UniParser: Multi-Human Parsing with Unified Correlation Representation Learning
Jiaming Chu, Lei Jin, Junliang Xing, Jian Zhao
TL;DR
UniParser tackles multi-human parsing by unifying instance-level and category-level representations within a cosine-space correlation framework. It introduces Center Locator, Instance Feature Space Builder, and Category Feature Space Builder to learn discriminative instance and category features, then fuses them in an end-to-end, NMS-free pipeline that outputs pixel-level parsing. The approach achieves state-of-the-art results on MHPv2.0 and CIHP (e.g., AP$^{p}_{50}$, AP$^{p}_{vol}$, PCP$_{50}$ improvements) while reducing inference time and parameter count. The work demonstrates the effectiveness of joint optimization in a unified representation space and underscores potential for applying correlation learning to other fine-grained, multi-instance vision tasks.
Abstract
Multi-human parsing is an image segmentation task necessitating both instance-level and fine-grained category-level information. However, prior research has typically processed these two types of information through separate branches and distinct output formats, leading to inefficient and redundant frameworks.
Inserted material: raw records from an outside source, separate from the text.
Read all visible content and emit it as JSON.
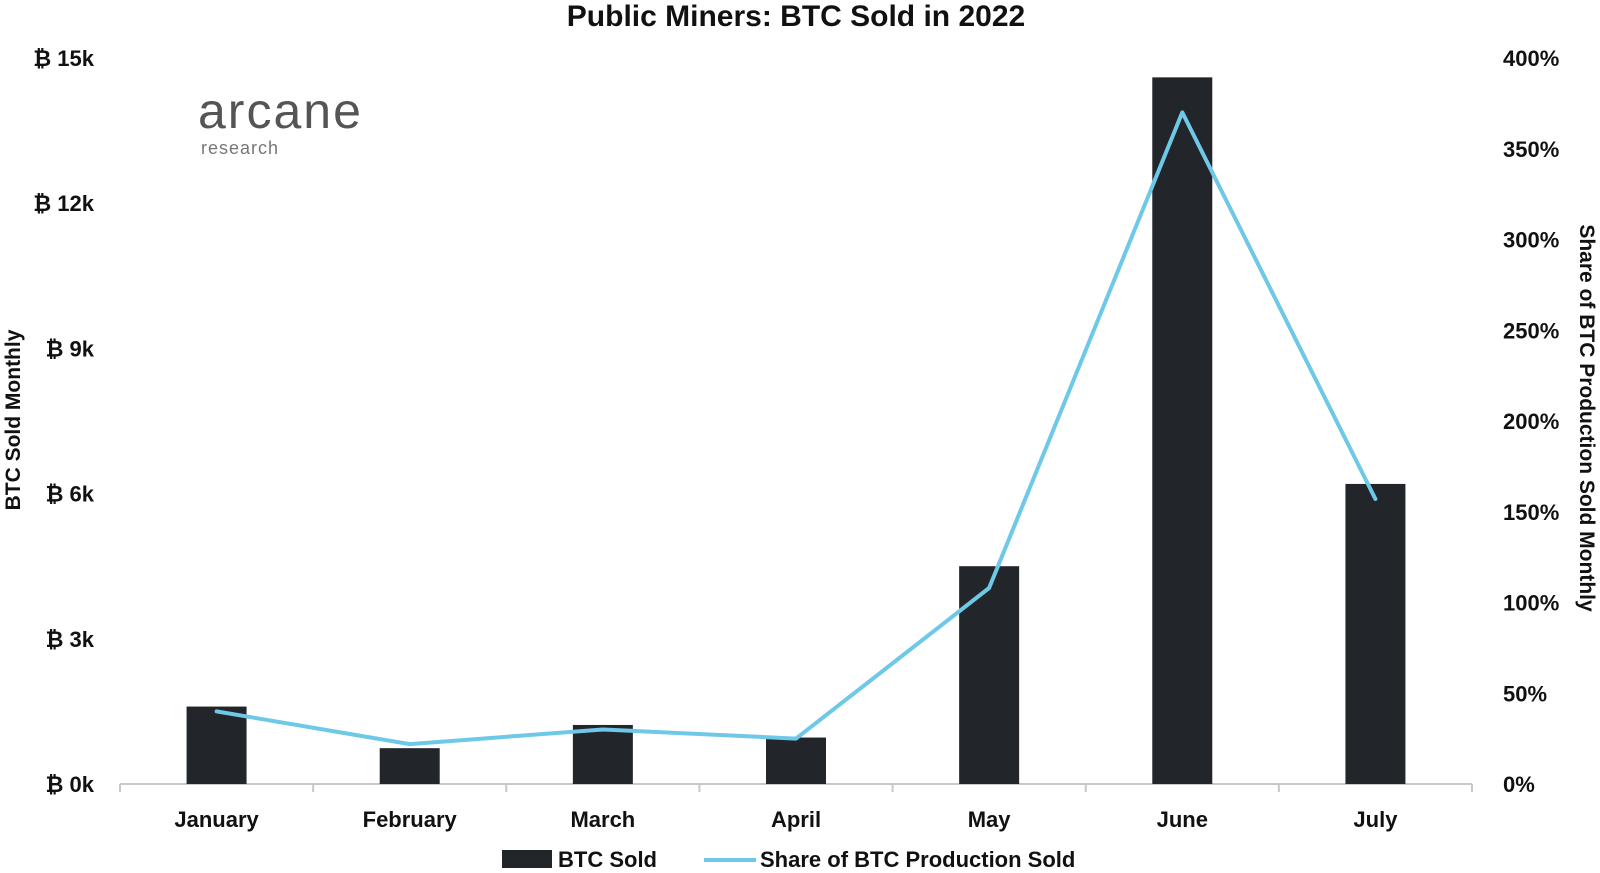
{
  "chart_data": {
    "type": "bar",
    "title": "Public Miners: BTC Sold in 2022",
    "categories": [
      "January",
      "February",
      "March",
      "April",
      "May",
      "June",
      "July"
    ],
    "series": [
      {
        "name": "BTC Sold",
        "type": "bar",
        "axis": "left",
        "color": "#22262b",
        "values": [
          1600,
          740,
          1220,
          960,
          4500,
          14600,
          6200
        ]
      },
      {
        "name": "Share of BTC Production Sold",
        "type": "line",
        "axis": "right",
        "color": "#6ec8e8",
        "values": [
          40,
          22,
          30,
          25,
          108,
          370,
          157
        ]
      }
    ],
    "ylabel": "BTC Sold Monthly",
    "y2label": "Share of BTC Production Sold Monthly",
    "ylim": [
      0,
      15000
    ],
    "y2lim": [
      0,
      400
    ],
    "yticks": [
      0,
      3000,
      6000,
      9000,
      12000,
      15000
    ],
    "ytick_labels": [
      "₿ 0k",
      "₿ 3k",
      "₿ 6k",
      "₿ 9k",
      "₿ 12k",
      "₿ 15k"
    ],
    "y2ticks": [
      0,
      50,
      100,
      150,
      200,
      250,
      300,
      350,
      400
    ],
    "y2tick_labels": [
      "0%",
      "50%",
      "100%",
      "150%",
      "200%",
      "250%",
      "300%",
      "350%",
      "400%"
    ],
    "grid": false,
    "legend": "bottom"
  },
  "logo": {
    "main": "arcane",
    "sub": "research"
  }
}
This paper introduces UniParser, which integrates instance-level and category-level representations in three key aspects: 1) we propose a unified correlation representation learning approach, allowing our network to learn instance and category features within the cosine space; 2) we unify the form of outputs of each modules as pixel-level segmentation results while supervising instance and category features using a homogeneous label accompanied by an auxiliary loss; and 3) we design a joint optimization procedure to fuse instance and category representations. By virtual of unifying instance-level and category-level output, UniParser circumvents manually designed post-processing techniques and surpasses state-of-the-art methods, achieving 49.3% AP on MHPv2.0 and 60.4% AP on CIHP. We will release our source code, pretrained models, and online demos to facilitate future studies.